古人也常常在读书的时候做标记,记笔记,做卡片。顾炎武的《日知录》就是读书笔记。今人钱钟书先生的《管锥编》也是读书的记录整理成的名著。读书的结果可能是美好的,但读书的过程不全是美好的。感受读书过程的美好,需要你调整自己的心态。
在教学中我很关注读写一体。我曾要求我的学生每读书必动笔,也真有一些学生养成了这样的好习惯。
再说让人获得建构性阅读的快乐。我们从上面引述的《鹤林玉露》和《宋史》中可知,赵普的读书功利性很强,这对于读书而言不是最高境界,甚至连较高境界也算不上。最高境界的读书是不计功利的。但是,在俗世,功利性读书都不易得。
姑且就从读书的功利性谈起吧。读书总是要为了让自己获得更多的知识和见识吧,那就先要知道自己缺什么。在一些场合,总有青年教师向我索要读书目录,我从来不敢给人家开这样的书目。一则自然因为我的读书面和赵普差不多,而且真提出读《论语》这样的书目,人家也未必肯读(因为读细了《论语》的人根本就不会提出让我开书目的要求),一则因为每个人的学养积累都不同,没有一本书或几本书可以解决你的需求问题。
既然每个人已有的学养不同,去读同一本书,收获也因人而异。文化积淀好的,获得的收益大,反之收益就小。当人接受新东西的时候,每个人的学养在起主要作用。学养越高,吸收别人东西的机会就大,反之就小。为什么有时会有“不可理喻”的现象?就是其学养太少,不能被感化,所以“不进盐酱”。

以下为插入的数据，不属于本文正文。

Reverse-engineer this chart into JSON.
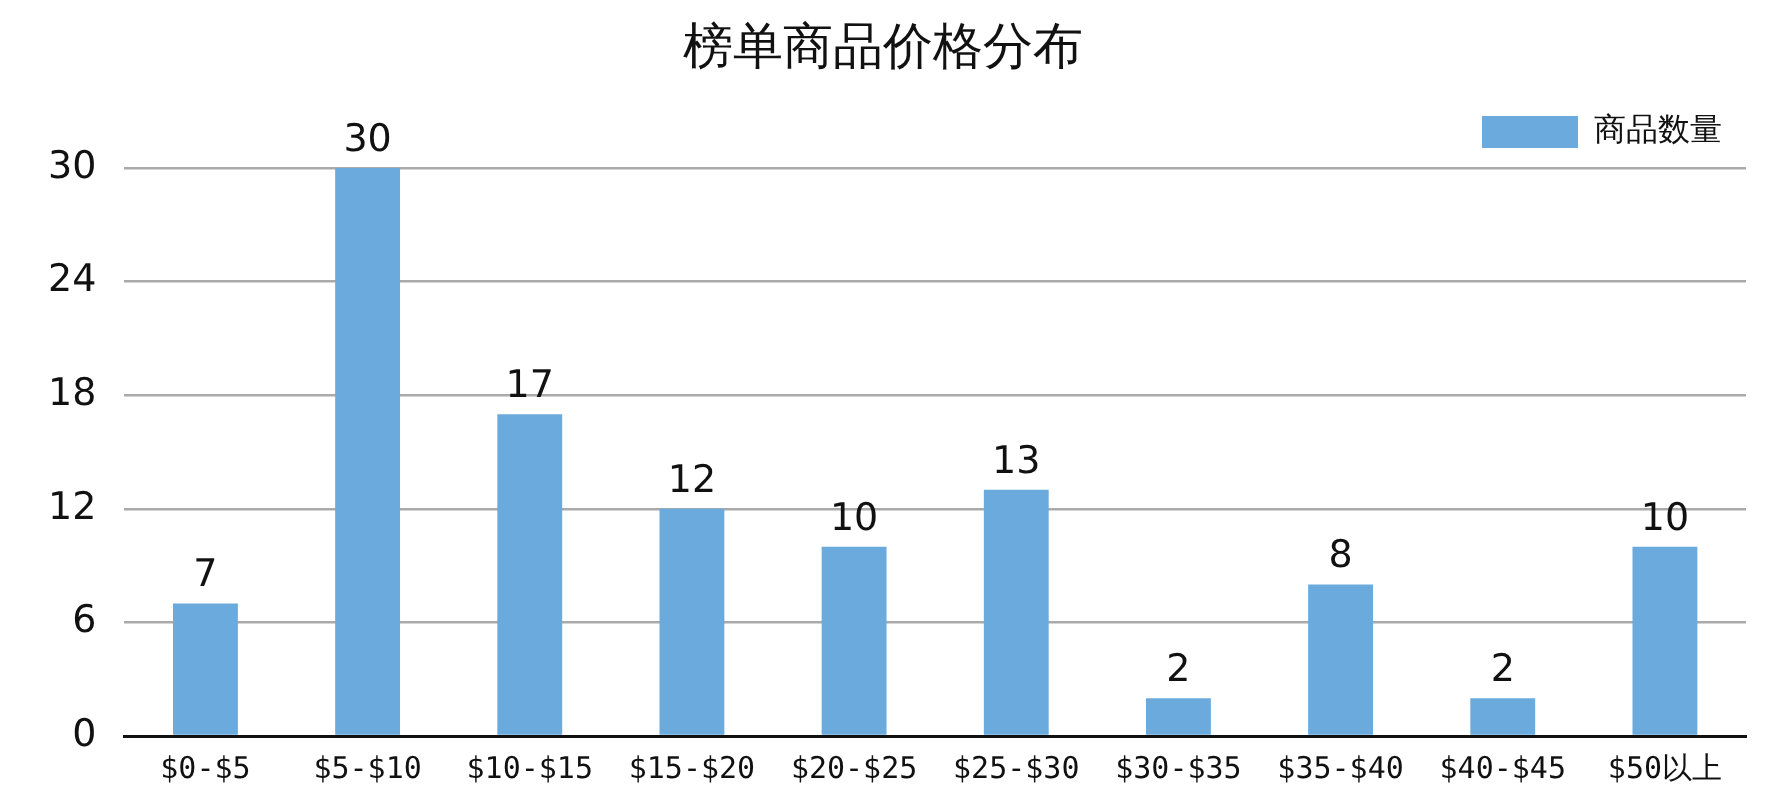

说到底,不管读什么书,都是为了积累自己的学养,这也是功利目的吧。有时倒是这个目的性越强,读书的效果越好。
我想起了自己的一件事情。1995年,我工作了十年的时候,愈发感到自己的“存货”不多了,要赶紧“进货”。但当时因为换教材了,最紧迫的就是怎样以教材为核心进行积累。我就把初中、高中的文言文进行了一次梳理,大约耗时一年,手抄了初、高中全部的文言文,还做了对译,写成了《初中文言文学习手册》和《高中文言文学习手册》,共计近70万字,交由东北师大出版社出版。朱绍禹、张翼健两位先生在给我写的序言里表扬了我,认为我这是扎实读书。当时我教初中,但高中的文言文我也没有放过。这个做法,当然有功利性,目标十分明确,因为还算扎实地下了笨功夫,收效还真是不错,从此,文言文的功底越发扎实了,在教学中有了更多的时间研究教学的对象了。
最后我要说,如果语文教师中有人真像赵普那样读书的面很窄,不妨像赵普那样认真精读一部经典,从中真切感受读书的味道、读书的门道,以提升教书的品味,总是好的。如果语文教师的阅读面比赵普宽,但也能针对某一部经典像赵普那样认真去钻研,提升教学品味更不在话下了。
我想套用一下张翼健先生送我的《论语抄读》扉页上写的一句话,半部论语即使治不了天下,起码可以教你做一个好的语文教师(原话是“做一个好人”)。